Pois é. O pleito estadual nunca será líquido e certo para Serra, pois eleição só se ganha na urna e na hora, como provou Luiza Erundina ao vencer Paulo Maluf no fim de semana da votação. Mas ninguém precisa ser um gênio analítico nem um profeta inquestionável para saber que será mais conveniente para o prefeito enfrentar a comparação de sua administração com a da antecessora (provável candidata petista tanto pelo apoio da máquina partidária, ainda comandada por José Dirceu, que não perdoou nem jamais perdoará a "traição" do outro pretendente, o líder do governo no Senado, Aloizio Mercadante, quanto pelo prestígio eleitoral) que o cotejo entre as gestões federais de Lula e do antecessor dele, Fernando Henrique.

Nem a eleição de Serra para governador nem a de Lula para presidente são favas contadas, é claro. Mas, dos protagonistas desse jogo de cadeiras, o único que não tem alternativa é Geraldo Alckmin, que não se pode candidatar ao governo do Estado e também não terá vida fácil se o partido lhe confiar a tarefa de impedir a volta de Eduardo Suplicy (PT) ao Senado.
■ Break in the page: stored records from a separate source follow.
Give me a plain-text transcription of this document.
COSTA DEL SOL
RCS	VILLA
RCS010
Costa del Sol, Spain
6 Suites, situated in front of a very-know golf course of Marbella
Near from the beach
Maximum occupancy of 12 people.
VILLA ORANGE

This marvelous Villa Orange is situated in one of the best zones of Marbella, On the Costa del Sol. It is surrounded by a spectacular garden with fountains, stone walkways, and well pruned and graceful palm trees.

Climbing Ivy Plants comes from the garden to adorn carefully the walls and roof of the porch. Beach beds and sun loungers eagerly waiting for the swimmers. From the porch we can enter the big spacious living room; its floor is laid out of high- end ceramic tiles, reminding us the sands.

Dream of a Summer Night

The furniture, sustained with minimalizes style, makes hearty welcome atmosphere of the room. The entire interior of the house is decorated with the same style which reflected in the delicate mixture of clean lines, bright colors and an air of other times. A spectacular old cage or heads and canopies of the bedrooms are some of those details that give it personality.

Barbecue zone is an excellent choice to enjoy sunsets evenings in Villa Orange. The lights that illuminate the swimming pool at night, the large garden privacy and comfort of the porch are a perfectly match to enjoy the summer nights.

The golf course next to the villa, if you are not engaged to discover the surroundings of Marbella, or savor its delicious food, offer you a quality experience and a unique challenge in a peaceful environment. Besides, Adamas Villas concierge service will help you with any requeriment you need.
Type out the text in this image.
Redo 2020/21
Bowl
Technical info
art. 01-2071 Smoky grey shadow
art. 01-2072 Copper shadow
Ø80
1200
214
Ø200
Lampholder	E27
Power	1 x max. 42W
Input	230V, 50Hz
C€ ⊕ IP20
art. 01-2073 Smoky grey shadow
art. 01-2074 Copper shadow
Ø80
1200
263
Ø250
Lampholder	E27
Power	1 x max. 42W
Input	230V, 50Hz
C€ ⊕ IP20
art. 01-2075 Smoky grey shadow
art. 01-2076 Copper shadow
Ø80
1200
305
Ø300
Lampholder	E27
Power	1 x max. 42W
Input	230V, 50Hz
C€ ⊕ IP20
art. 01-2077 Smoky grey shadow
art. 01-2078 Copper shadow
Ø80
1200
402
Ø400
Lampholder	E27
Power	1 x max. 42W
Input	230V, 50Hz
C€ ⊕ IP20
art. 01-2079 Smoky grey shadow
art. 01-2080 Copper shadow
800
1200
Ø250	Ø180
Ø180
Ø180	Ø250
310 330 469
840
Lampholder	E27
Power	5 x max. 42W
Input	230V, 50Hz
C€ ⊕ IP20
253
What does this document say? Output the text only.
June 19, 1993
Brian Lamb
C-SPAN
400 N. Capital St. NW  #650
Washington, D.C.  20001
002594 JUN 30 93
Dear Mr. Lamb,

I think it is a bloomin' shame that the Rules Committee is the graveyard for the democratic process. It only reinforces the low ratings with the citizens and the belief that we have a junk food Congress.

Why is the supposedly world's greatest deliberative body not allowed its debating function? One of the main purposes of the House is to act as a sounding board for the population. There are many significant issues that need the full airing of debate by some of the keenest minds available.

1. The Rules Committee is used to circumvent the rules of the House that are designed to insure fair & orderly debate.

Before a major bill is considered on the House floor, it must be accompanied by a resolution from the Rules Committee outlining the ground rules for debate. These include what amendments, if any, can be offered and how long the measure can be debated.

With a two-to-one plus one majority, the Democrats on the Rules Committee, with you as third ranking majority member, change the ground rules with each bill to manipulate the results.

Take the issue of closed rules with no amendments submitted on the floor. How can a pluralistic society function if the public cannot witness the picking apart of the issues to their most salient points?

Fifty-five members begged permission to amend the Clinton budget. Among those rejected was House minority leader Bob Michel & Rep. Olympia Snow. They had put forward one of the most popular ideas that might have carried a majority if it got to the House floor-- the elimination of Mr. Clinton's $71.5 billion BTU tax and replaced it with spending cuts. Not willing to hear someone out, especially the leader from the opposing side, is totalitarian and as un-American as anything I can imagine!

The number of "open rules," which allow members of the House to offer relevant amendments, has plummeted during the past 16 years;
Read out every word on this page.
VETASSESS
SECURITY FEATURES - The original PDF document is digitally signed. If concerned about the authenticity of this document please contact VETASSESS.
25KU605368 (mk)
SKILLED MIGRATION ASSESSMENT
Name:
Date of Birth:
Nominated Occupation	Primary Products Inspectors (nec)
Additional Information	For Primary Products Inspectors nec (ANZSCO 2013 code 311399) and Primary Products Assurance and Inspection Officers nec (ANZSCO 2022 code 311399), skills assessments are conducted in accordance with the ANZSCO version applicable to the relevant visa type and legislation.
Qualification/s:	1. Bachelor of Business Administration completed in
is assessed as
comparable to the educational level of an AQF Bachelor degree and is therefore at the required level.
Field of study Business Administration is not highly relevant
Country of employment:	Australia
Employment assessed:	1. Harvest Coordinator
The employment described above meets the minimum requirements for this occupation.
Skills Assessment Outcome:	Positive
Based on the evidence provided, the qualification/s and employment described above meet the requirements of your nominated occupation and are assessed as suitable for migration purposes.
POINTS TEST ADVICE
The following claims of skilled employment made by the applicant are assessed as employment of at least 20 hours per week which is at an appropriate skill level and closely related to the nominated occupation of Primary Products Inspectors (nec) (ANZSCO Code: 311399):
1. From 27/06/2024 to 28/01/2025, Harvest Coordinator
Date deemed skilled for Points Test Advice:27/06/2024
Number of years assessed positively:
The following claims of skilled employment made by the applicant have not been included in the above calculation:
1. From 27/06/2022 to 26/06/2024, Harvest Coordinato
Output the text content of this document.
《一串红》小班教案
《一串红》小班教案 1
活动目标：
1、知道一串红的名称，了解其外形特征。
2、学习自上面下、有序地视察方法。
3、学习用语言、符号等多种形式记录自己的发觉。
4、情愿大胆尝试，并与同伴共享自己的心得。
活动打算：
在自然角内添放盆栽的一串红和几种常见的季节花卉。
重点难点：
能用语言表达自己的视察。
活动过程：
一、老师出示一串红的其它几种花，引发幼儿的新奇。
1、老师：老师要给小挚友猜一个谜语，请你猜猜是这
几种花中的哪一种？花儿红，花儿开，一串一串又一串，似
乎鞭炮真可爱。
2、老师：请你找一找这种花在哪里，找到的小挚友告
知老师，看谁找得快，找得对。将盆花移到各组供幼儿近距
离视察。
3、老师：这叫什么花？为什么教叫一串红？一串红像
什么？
Diante disso, fazer do limão cortado a limonada e dos ovos quebrados a omelete seria, para o PSDB, não ter de optar entre os dois, mas lançar o prefeito para o governo e o governador para a Presidência, com a vantagem de atrelar o destino da eleição de um ao do outro, forçando ambos a trabalharem pelo sucesso do correligionário, o oposto do que têm feito, numa luta fratricida que ajudou a elevar Lula de volta ao pódio. A alternativa será deixar limões e ovos apodrecerem sem fazer a limonada nem a gemada. A incapacidade de o PSDB explorar politicamente a frustração dos índices econômicos e a clandestinidade imposta aos irmãos de Celso Daniel mostra que ela também está posta na mesa.